This year, Granite Bay High School has implemented one of the social media world’s various prevailing gadgets onto our campus: geofilters.
Snapchat, the application from which this geotag phenomenon is derived from, is a renowned social media application with over 100 million active users every day.
18 percent of all United States social media users have Snapchat.
In this application, users can communicate through pictures or videos with captions for word text.
Geofilters, also known as geotags, were a new addition to one of Snapchat’s recent updates.
“Anyone can make a Snapchat geotag. Snapchat has a great online interface where you can submit your designs,” said senior Luke Snedecor, who is the creator of Granite Bay High School’s newly famed geotags.
Now when a Snapchat user takes a photo at or near Granite Bay High School, the school’s customized geofilters appear.
“During one of my digital arts classes at Sierra College, I created the two filters for GBHS. They got approved about halfway through the summer,” Snedecor said.
These geofilters appear onto a Snapchat photo in correlation to a user’s specific location.
For example, if one were to be snapchatting in Los Angeles, various Los Angeles geotag designs may appear onto the taken Snapchat photo.
It’s all dependent on one’s location. Geofilters are used virtually all over the world.
“I was just bouncing around on the internet and I came across how to make a Snapchat geotag,” said junior and student-technology director of Granite Bay Information Technology Brendan Bissell. “I knew my friend Luke was a great graphic designer so I sent him a text and said ‘Hey, we should have this for Granite Bay, and he ended up making a bunch of them.”
Thanks to senior Luke Snedecor and Granite Bay’s GBiT class, the
World-wide phenomenon was incorporated onto Granite Bay High’s campus.
“I have had artwork approved anywhere between 2 days and 2 weeks,” Snedecor said. “It takes another couple of days for the filter to appear in the region you set.”
GBiT is a class students can enroll in to help support the technological needs of students and staff.
Whether it’s a problem with a classroom computer or confusion with a device’s functions, GBiT is there to help.

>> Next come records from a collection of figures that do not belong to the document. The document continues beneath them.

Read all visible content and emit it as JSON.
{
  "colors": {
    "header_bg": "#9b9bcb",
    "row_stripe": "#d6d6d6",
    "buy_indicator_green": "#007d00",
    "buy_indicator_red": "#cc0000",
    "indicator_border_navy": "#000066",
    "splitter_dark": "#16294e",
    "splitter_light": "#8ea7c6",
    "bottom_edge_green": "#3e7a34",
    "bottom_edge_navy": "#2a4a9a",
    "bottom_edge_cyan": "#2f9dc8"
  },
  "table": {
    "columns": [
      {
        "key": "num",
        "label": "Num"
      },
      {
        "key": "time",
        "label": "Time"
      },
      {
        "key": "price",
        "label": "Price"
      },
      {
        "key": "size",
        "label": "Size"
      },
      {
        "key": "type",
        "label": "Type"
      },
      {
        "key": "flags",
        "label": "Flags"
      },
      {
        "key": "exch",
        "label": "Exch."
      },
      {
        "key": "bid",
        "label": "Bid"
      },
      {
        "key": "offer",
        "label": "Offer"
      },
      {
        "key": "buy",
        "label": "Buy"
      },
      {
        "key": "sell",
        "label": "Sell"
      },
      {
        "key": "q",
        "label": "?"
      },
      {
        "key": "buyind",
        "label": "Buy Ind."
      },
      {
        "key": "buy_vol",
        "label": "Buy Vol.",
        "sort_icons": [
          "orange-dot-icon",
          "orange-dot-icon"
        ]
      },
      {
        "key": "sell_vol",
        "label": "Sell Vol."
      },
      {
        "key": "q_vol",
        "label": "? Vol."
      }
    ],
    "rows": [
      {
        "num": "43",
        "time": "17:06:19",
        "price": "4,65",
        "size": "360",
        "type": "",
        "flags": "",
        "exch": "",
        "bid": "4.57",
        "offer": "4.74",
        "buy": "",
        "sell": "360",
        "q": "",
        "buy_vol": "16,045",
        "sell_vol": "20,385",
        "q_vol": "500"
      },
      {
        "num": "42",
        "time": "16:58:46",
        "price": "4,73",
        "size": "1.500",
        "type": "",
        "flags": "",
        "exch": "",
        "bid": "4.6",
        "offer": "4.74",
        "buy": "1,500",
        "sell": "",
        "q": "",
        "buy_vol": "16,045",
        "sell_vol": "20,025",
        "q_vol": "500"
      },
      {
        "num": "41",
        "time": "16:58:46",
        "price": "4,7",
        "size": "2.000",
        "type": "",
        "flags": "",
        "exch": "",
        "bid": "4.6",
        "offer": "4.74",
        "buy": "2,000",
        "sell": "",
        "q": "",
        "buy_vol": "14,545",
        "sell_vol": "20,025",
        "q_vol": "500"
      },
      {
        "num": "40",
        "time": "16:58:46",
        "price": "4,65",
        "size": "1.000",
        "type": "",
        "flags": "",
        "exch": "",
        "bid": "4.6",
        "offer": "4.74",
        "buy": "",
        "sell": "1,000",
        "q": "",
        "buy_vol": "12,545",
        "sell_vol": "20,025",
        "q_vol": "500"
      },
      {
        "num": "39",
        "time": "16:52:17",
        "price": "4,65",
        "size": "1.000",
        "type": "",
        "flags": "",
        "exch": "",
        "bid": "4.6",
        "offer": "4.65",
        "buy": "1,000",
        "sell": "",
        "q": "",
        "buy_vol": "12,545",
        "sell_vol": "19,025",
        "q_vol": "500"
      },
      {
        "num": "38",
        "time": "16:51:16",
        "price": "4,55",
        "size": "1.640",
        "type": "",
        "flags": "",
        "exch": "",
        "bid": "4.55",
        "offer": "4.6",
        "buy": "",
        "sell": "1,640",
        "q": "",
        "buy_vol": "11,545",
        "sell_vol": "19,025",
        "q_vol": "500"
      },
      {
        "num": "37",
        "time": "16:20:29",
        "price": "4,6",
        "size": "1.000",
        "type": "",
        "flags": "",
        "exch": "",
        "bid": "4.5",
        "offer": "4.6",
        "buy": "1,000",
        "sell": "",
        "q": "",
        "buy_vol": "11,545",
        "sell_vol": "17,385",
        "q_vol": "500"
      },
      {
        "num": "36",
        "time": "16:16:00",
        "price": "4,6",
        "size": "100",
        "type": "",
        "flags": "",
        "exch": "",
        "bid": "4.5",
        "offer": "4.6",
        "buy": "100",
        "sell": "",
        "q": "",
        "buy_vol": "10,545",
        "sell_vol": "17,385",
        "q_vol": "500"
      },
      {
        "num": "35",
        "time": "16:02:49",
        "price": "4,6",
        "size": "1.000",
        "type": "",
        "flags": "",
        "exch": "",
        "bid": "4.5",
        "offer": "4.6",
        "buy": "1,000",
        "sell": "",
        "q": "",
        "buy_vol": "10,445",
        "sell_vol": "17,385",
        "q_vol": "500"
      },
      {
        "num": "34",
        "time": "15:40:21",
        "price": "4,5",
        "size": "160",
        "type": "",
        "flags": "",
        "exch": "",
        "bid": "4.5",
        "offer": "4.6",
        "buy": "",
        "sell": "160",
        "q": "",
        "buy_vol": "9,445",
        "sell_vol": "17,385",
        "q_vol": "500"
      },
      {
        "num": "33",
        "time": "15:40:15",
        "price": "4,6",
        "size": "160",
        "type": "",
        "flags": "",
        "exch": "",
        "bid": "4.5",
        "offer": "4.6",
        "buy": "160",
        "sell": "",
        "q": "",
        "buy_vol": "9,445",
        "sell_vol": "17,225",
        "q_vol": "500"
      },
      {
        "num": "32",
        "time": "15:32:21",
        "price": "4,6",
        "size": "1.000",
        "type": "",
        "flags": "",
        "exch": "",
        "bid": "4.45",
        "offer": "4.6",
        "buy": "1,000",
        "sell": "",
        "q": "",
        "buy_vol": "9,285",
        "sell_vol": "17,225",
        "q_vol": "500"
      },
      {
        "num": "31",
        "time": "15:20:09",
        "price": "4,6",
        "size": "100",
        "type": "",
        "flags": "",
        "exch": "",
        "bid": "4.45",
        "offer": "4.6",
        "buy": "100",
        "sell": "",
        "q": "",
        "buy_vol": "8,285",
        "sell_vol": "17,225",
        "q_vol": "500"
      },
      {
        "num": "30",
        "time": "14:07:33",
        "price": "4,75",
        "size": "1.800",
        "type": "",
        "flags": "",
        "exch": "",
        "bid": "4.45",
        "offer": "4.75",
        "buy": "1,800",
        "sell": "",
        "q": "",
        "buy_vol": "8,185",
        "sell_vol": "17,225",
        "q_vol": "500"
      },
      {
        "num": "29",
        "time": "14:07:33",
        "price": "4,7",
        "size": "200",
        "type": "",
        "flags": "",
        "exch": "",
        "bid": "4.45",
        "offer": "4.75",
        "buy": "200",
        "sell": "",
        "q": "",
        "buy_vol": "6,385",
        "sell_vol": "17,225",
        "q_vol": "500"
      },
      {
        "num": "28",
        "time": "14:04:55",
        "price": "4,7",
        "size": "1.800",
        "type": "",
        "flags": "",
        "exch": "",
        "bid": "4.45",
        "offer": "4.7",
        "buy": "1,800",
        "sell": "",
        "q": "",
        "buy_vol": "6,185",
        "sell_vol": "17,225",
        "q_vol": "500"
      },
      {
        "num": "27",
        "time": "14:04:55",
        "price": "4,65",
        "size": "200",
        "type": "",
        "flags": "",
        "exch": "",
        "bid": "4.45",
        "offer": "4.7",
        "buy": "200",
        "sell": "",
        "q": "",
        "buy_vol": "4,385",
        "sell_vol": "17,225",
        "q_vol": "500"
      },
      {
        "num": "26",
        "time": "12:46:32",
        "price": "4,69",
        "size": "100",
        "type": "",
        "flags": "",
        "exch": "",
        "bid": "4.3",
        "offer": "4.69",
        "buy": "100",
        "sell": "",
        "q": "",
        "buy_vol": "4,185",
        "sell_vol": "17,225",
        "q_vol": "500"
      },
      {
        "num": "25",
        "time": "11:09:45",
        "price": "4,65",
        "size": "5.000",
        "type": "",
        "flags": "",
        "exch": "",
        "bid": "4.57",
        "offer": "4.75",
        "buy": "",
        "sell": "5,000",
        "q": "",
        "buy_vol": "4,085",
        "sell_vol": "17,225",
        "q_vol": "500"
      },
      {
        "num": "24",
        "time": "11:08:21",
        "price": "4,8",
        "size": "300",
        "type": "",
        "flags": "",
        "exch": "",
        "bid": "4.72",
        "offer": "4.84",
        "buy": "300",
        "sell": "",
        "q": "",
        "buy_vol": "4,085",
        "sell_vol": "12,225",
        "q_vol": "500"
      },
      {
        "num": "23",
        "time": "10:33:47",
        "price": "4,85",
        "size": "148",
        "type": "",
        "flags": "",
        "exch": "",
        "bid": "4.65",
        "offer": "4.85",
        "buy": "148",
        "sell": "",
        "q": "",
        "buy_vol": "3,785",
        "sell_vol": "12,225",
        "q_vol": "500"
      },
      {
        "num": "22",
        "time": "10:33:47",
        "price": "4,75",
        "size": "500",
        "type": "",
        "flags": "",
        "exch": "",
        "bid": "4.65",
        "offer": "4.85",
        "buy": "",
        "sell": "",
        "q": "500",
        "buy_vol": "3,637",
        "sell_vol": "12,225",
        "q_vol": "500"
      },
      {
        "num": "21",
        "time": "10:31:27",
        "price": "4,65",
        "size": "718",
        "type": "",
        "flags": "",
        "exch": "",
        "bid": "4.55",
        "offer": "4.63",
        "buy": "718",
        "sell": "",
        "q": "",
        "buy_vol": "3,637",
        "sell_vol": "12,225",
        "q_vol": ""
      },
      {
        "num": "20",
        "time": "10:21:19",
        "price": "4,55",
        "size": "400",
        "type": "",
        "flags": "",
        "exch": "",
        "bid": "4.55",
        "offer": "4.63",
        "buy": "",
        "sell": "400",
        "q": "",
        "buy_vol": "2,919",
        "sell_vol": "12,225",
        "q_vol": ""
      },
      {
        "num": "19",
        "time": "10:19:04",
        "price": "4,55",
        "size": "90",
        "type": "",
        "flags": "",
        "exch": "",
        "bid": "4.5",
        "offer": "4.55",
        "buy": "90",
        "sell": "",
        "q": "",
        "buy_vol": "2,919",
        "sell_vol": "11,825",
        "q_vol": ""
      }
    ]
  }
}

“I think the new geotags are really cool and I think a lot of people are using them,” said sophomore Kyle Jayousi who is apart of GBiT and helps manage faculty and business websites.
Not only does GBHS have a few of their own personalized and permanent geofilters, but they also have created temporary ones correlating to school events.
“Once people found out I was making these, they started asking me to make filters for them,” Snedecor said.
For GBHS’s annual “Spirit Week,” Snedecor along with the help of GBiT , even created a custom Spirit Week design that could be activated on campus specifically during that week.
“Student government asked me to make filters for Spirit Week, drama asked for one for their upcoming play, A Midsummer Night’s Dream, and I’m even creating one for a local business.” said Snedecor.
GBiT students also created a geotag that would transpire when students took a Snapchat at the annual bonfire held on campus on Oct. 22, 2015.
“It’s kind of cool you can set (the geotag) so it only lasts for that event. Like for the bonfire, (we) made the geotag last for just (that night),” said Bissell.
Other high schools in the area have also begun to take up this new social media addition onto their campus.
“I think it really does show how technologically advanced our campus is,” said Bissell, “It’s pretty cool.”